この、○○が□□で〜というのは、SF的設定で、現在科学的に認められてるようなものじゃないこと。世界の大島監督は、ここらへんの設定をいかにもリアルに描くのに定評がある。大島監督はもちろん、絶妙な演出でもって、これを「あり得ないけどありそう」なものとして描いた訳だ。ところが、監督の作品のファンではあるが必ずしも科学の知識が豊かではない甲氏にとってそれは、「フィクションに含まれているが現実でも成り立っている」こととして誤認されてしまった。果たして先のつぶやきの後に、それに感心したある人のtwitter画面上には、

ublftboと100+人がリツイート

の文字列が躍ったのであった、と。
この場合には、ある命題群は、「そもそもそれを創った人間は仮構の設定としていた」、「受け取った人間は真実だと取った」、という二重性を持った、つまり、多数の文脈に埋め込まれた訳だ。当たり前だけれど、「皆が同じように読む」のではないのだから。読み手は知識も作者に対する思い入れも、様々だ。こういったことは、論理的にも現実的にも充分あり得る。ゲーム脳のように、主唱者がそもそも事実だと吹聴するケースとはまた違う。

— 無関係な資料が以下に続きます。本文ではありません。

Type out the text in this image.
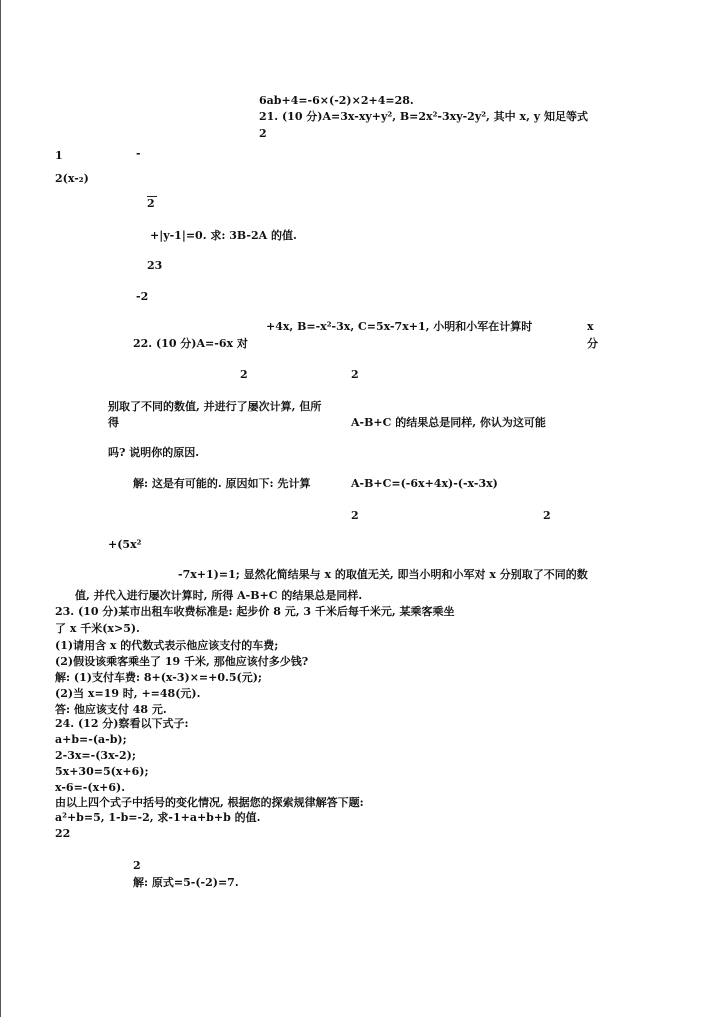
6ab+4=-6×(-2)×2+4=28.
21. (10 分)A=3x-xy+y², B=2x²-3xy-2y², 其中 x, y 知足等式
2
1	-
2(x-₂)
2
+|y-1|=0. 求: 3B-2A 的值.
23
-2
+4x, B=-x²-3x, C=5x-7x+1, 小明和小军在计算时	x
22. (10 分)A=-6x 对	分
2	2
别取了不同的数值, 并进行了屡次计算, 但所
得	A-B+C 的结果总是同样, 你认为这可能
吗? 说明你的原因.
解: 这是有可能的. 原因如下: 先计算	A-B+C=(-6x+4x)-(-x-3x)
2	2
+(5x²
-7x+1)=1; 显然化简结果与 x 的取值无关, 即当小明和小军对 x 分别取了不同的数
值, 并代入进行屡次计算时, 所得 A-B+C 的结果总是同样.
23. (10 分)某市出租车收费标准是: 起步价 8 元, 3 千米后每千米元, 某乘客乘坐
了 x 千米(x>5).
(1)请用含 x 的代数式表示他应该支付的车费;
(2)假设该乘客乘坐了 19 千米, 那他应该付多少钱?
解: (1)支付车费: 8+(x-3)×=+0.5(元);
(2)当 x=19 时, +=48(元).
答: 他应该支付 48 元.
24. (12 分)察看以下式子:
a+b=-(a-b);
2-3x=-(3x-2);
5x+30=5(x+6);
x-6=-(x+6).
由以上四个式子中括号的变化情况, 根据您的探索规律解答下题:
a²+b=5, 1-b=-2, 求-1+a+b+b 的值.
22
2
解: 原式=5-(-2)=7.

そういうのがあるので、「フィクションで描かれていればそれは”疑似科学”と言おう」と綺麗に切り分けることは出来ない。やり方として「それは作者がそもそも仮構として創り上げたものだから事実と看做すのがナンセンス」という風に言うことがあり得る。君の信じているそれはニセ科学だが、それはそもそも疑似科学として設定されたものだよ、と。もちろん、そこで一々言葉を使い分けるかは情況次第だが。

こういうのもグレーゾーン問題と呼んで良いのかは知らないが、とにかくそういうことも考えられるので、念頭に置いておくのも良いかな、と思う。